I am working with sequential data, and I am trying to create a custom torch.utils.data.Dataset that will reshape my data as necessary. The raw data is a collection of sequences (not all the same length) with readings taken at equally spaced time steps. Given window_len contiguous readings in a row, I want to make a point forecast horizon steps into the future.
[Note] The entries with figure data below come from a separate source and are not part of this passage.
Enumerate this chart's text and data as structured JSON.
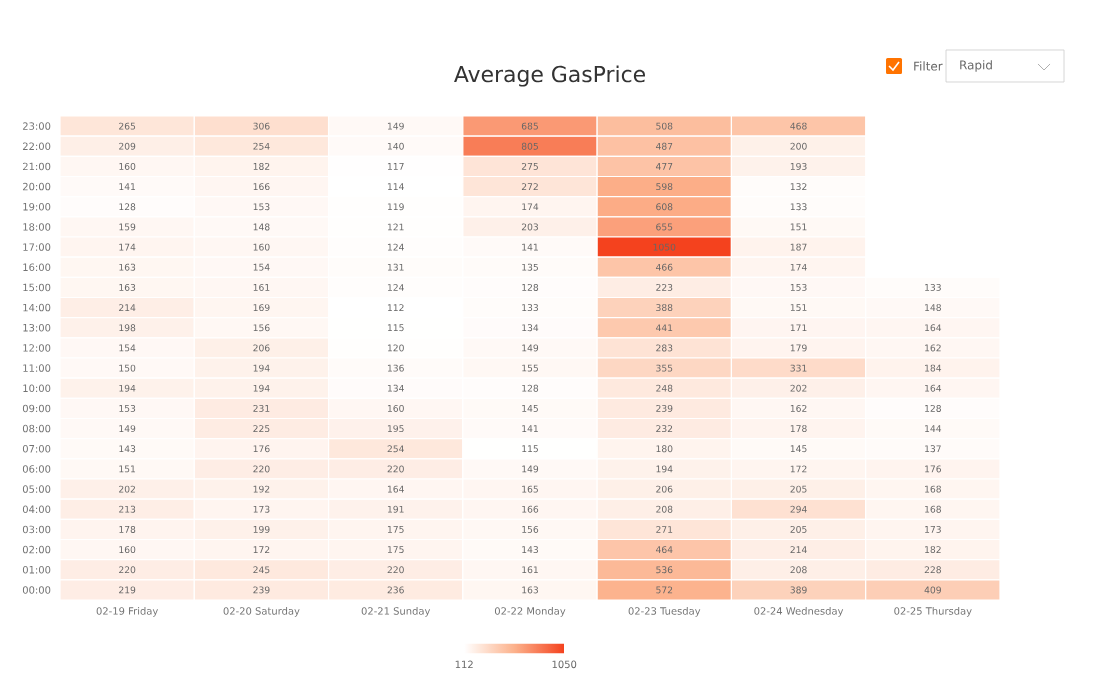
{
  "chart_data": {
    "type": "heatmap",
    "title": "Average GasPrice",
    "categories": [
      "02-19 Friday",
      "02-20 Saturday",
      "02-21 Sunday",
      "02-22 Monday",
      "02-23 Tuesday",
      "02-24 Wednesday",
      "02-25 Thursday"
    ],
    "y_categories": [
      "23:00",
      "22:00",
      "21:00",
      "20:00",
      "19:00",
      "18:00",
      "17:00",
      "16:00",
      "15:00",
      "14:00",
      "13:00",
      "12:00",
      "11:00",
      "10:00",
      "09:00",
      "08:00",
      "07:00",
      "06:00",
      "05:00",
      "04:00",
      "03:00",
      "02:00",
      "01:00",
      "00:00"
    ],
    "cells": [
      [
        265,
        306,
        149,
        685,
        508,
        468,
        null
      ],
      [
        209,
        254,
        140,
        805,
        487,
        200,
        null
      ],
      [
        160,
        182,
        117,
        275,
        477,
        193,
        null
      ],
      [
        141,
        166,
        114,
        272,
        598,
        132,
        null
      ],
      [
        128,
        153,
        119,
        174,
        608,
        133,
        null
      ],
      [
        159,
        148,
        121,
        203,
        655,
        151,
        null
      ],
      [
        174,
        160,
        124,
        141,
        1050,
        187,
        null
      ],
      [
        163,
        154,
        131,
        135,
        466,
        174,
        null
      ],
      [
        163,
        161,
        124,
        128,
        223,
        153,
        133
      ],
      [
        214,
        169,
        112,
        133,
        388,
        151,
        148
      ],
      [
        198,
        156,
        115,
        134,
        441,
        171,
        164
      ],
      [
        154,
        206,
        120,
        149,
        283,
        179,
        162
      ],
      [
        150,
        194,
        136,
        155,
        355,
        331,
        184
      ],
      [
        194,
        194,
        134,
        128,
        248,
        202,
        164
      ],
      [
        153,
        231,
        160,
        145,
        239,
        162,
        128
      ],
      [
        149,
        225,
        195,
        141,
        232,
        178,
        144
      ],
      [
        143,
        176,
        254,
        115,
        180,
        145,
        137
      ],
      [
        151,
        220,
        220,
        149,
        194,
        172,
        176
      ],
      [
        202,
        192,
        164,
        165,
        206,
        205,
        168
      ],
      [
        213,
        173,
        191,
        166,
        208,
        294,
        168
      ],
      [
        178,
        199,
        175,
        156,
        271,
        205,
        173
      ],
      [
        160,
        172,
        175,
        143,
        464,
        214,
        182
      ],
      [
        220,
        245,
        220,
        161,
        536,
        208,
        228
      ],
      [
        219,
        239,
        236,
        163,
        572,
        389,
        409
      ]
    ],
    "data_labels": true,
    "clim": [
      112,
      1050
    ],
    "cticks": [
      112,
      1050
    ],
    "annotations": [
      "Filter",
      "Rapid"
    ]
  }
}
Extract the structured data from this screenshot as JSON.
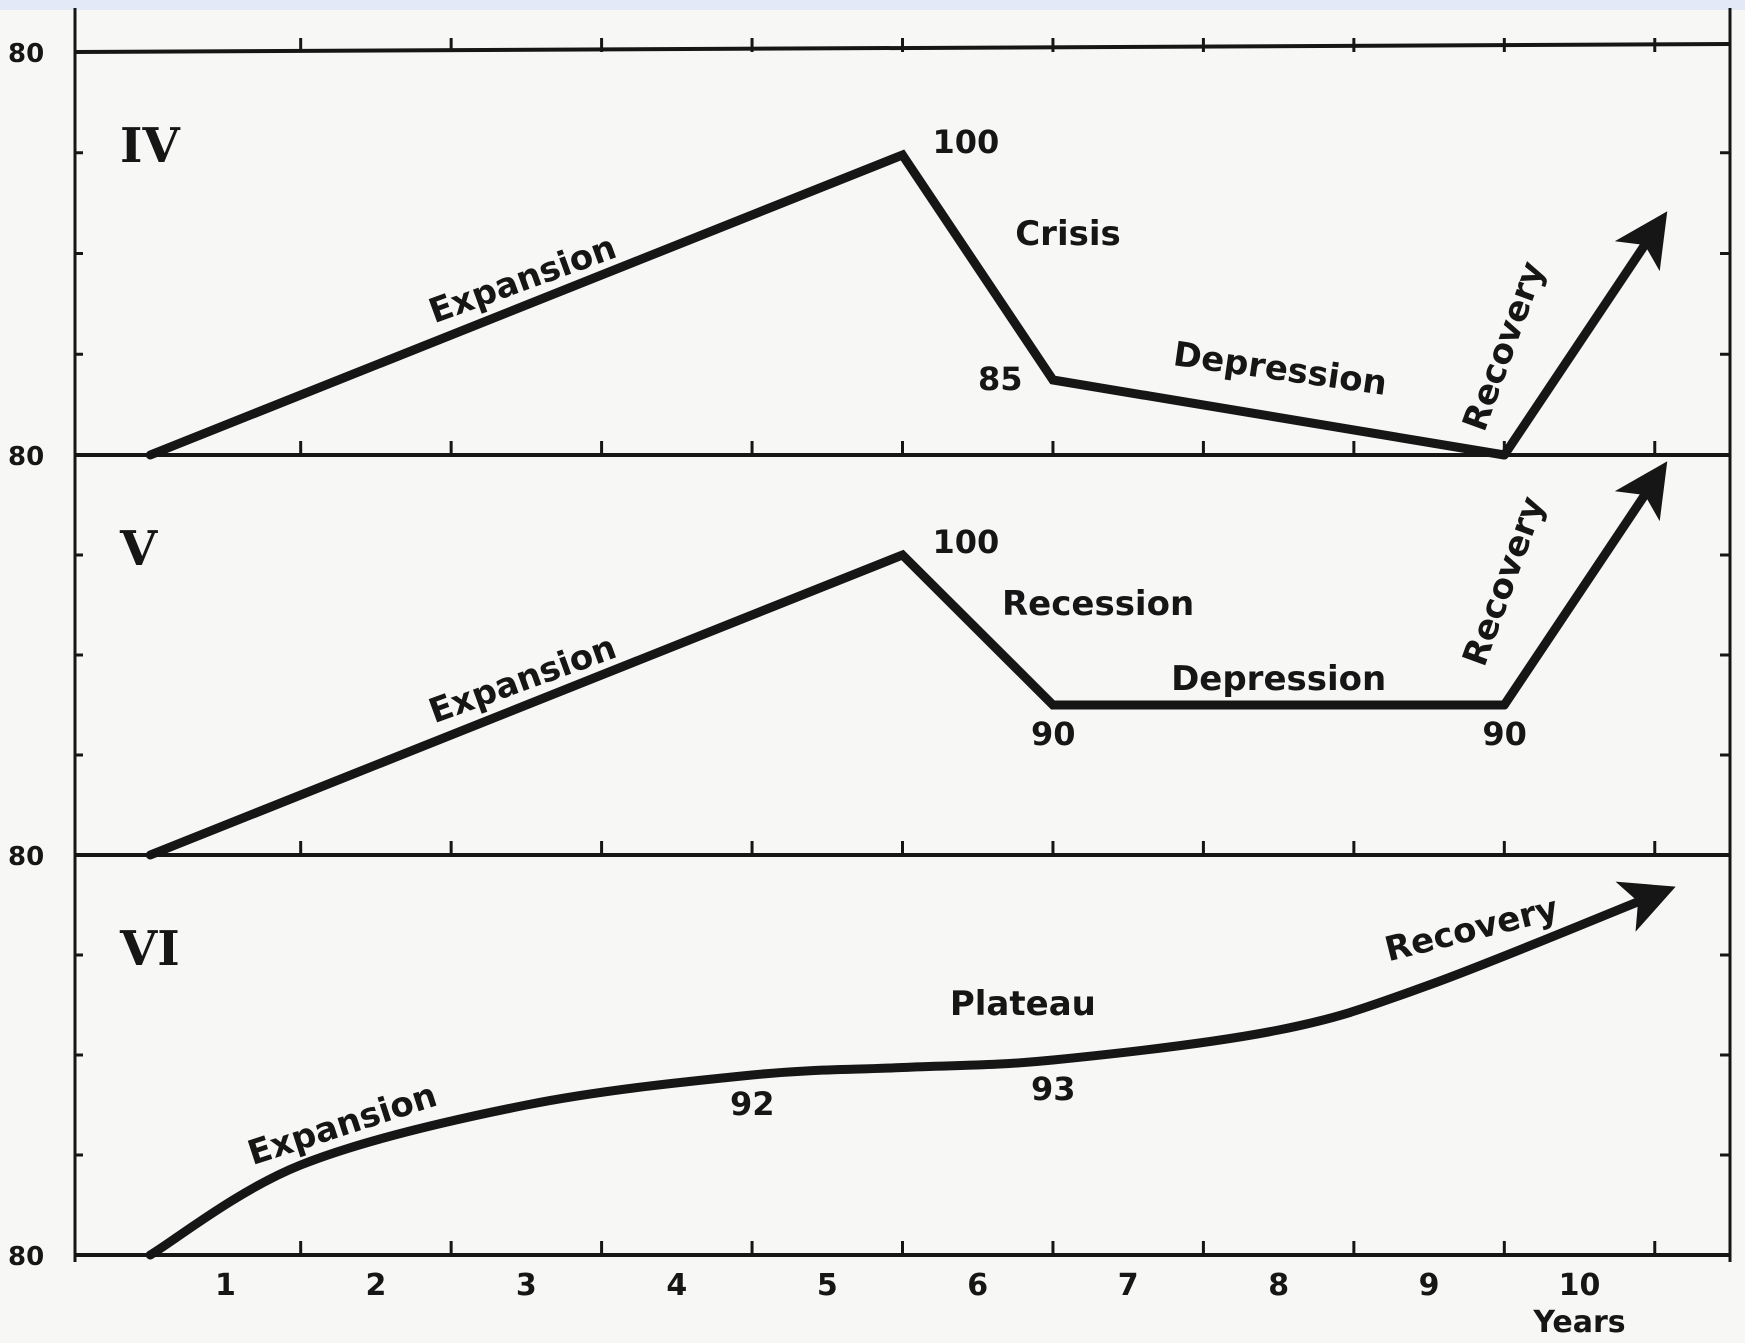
{
  "chart_data": {
    "type": "line",
    "x_unit": "Years",
    "x_ticks": [
      "1",
      "2",
      "3",
      "4",
      "5",
      "6",
      "7",
      "8",
      "9",
      "10"
    ],
    "panels": [
      {
        "id": "IV",
        "y_base_label": "80",
        "points": [
          {
            "x": 0.5,
            "y": 80
          },
          {
            "x": 5.5,
            "y": 100
          },
          {
            "x": 6.5,
            "y": 85
          },
          {
            "x": 9.5,
            "y": 80
          }
        ],
        "arrow_to": {
          "x": 10.5,
          "y": 95
        },
        "value_labels": [
          {
            "text": "100",
            "x": 5.5,
            "y": 100
          },
          {
            "text": "85",
            "x": 6.5,
            "y": 85
          }
        ],
        "phases": [
          {
            "text": "Expansion",
            "x": 3.0,
            "y": 91
          },
          {
            "text": "Crisis",
            "x": 6.6,
            "y": 94
          },
          {
            "text": "Depression",
            "x": 8.0,
            "y": 85
          },
          {
            "text": "Recovery",
            "x": 9.7,
            "y": 87
          }
        ]
      },
      {
        "id": "V",
        "y_base_label": "80",
        "points": [
          {
            "x": 0.5,
            "y": 80
          },
          {
            "x": 5.5,
            "y": 100
          },
          {
            "x": 6.5,
            "y": 90
          },
          {
            "x": 9.5,
            "y": 90
          }
        ],
        "arrow_to": {
          "x": 10.5,
          "y": 105
        },
        "value_labels": [
          {
            "text": "100",
            "x": 5.5,
            "y": 100
          },
          {
            "text": "90",
            "x": 6.5,
            "y": 90
          },
          {
            "text": "90",
            "x": 9.5,
            "y": 90
          }
        ],
        "phases": [
          {
            "text": "Expansion",
            "x": 3.0,
            "y": 91
          },
          {
            "text": "Recession",
            "x": 6.8,
            "y": 96
          },
          {
            "text": "Depression",
            "x": 8.0,
            "y": 91
          },
          {
            "text": "Recovery",
            "x": 9.7,
            "y": 98
          }
        ]
      },
      {
        "id": "VI",
        "y_base_label": "80",
        "points": [
          {
            "x": 0.5,
            "y": 80
          },
          {
            "x": 1.5,
            "y": 86
          },
          {
            "x": 3.0,
            "y": 90
          },
          {
            "x": 4.5,
            "y": 92
          },
          {
            "x": 5.5,
            "y": 92.5
          },
          {
            "x": 6.5,
            "y": 93
          },
          {
            "x": 8.0,
            "y": 95
          },
          {
            "x": 9.0,
            "y": 98
          },
          {
            "x": 10.5,
            "y": 104
          }
        ],
        "arrow_to": {
          "x": 10.5,
          "y": 104
        },
        "value_labels": [
          {
            "text": "92",
            "x": 4.5,
            "y": 92
          },
          {
            "text": "93",
            "x": 6.5,
            "y": 93
          }
        ],
        "phases": [
          {
            "text": "Expansion",
            "x": 1.8,
            "y": 88
          },
          {
            "text": "Plateau",
            "x": 6.3,
            "y": 96
          },
          {
            "text": "Recovery",
            "x": 9.3,
            "y": 101
          }
        ]
      }
    ],
    "y_top_label": "80"
  }
}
I’ve written the following custom Dataset to reshape my data for training:

import numpy as np
import torch.utils.data

class TimeSeriesDataset(torch.utils.data.Dataset):
    def __init__(self, Xs, ys, window_len, horizon):
        super(torch.utils.data.Dataset,self).__init__()
        self.window_len = window_len
        self.horizon = horizon
        self.X = np.vstack([
            self.get_X(X, window_len, horizon)
            for X in Xs
        ])
        self.y = np.vstack([
            self.get_y(y, window_len, horizon)
            for y in ys
        ])

    def __len__(self):
        return len(self.X)

    def __getitem__(self, idx):
        return self.X[idx], self.y[idx]

    @staticmethod
    def get_X(values, window_len, offset):
        return np.hstack([
            np.roll(values, -ii, axis=0)
            for ii in range(0,window_len)
        ])[:values.shape[0]-window_len-offset+1].reshape(-1,window_len,values.shape[1])

    @staticmethod
    def get_y(values, window_len, horizon):
        return values[window_len+horizon-1:].copy()

Example usage:

window_len = 3
horizon = 2
n_sequences = 10
random = np.random.RandomState(0)

sequences = [
    random.randint(0, 100, size=(random.randint(5,10),2) )
    for ii in range(n_sequences)
]
targets = [
    random.randint(0, 100, size=(len(sequence),1) )
    for sequence in sequences
]

dataset = TimeSeriesDataset(sequences, targets, window_len, horizon)
dataloader = torch.utils.data.DataLoader(dataset, batch_size=10, shuffle=True)
for X_train, y_train in dataloader:
    print(X_train.shape, y_train.shape)

My problem is that the original data is small enough to fit into memory, but the reshaped training data is too large. And so I have two questions:

  1. Is this the best way to go about solving the problem if the data fits into memory?
  2. What is the best way to modify this so that all of the sub-sequences don’t have to be created at once?
  • I’d like to still be able to use slicing on the dataset if possible (e.g., dataset[5:10]).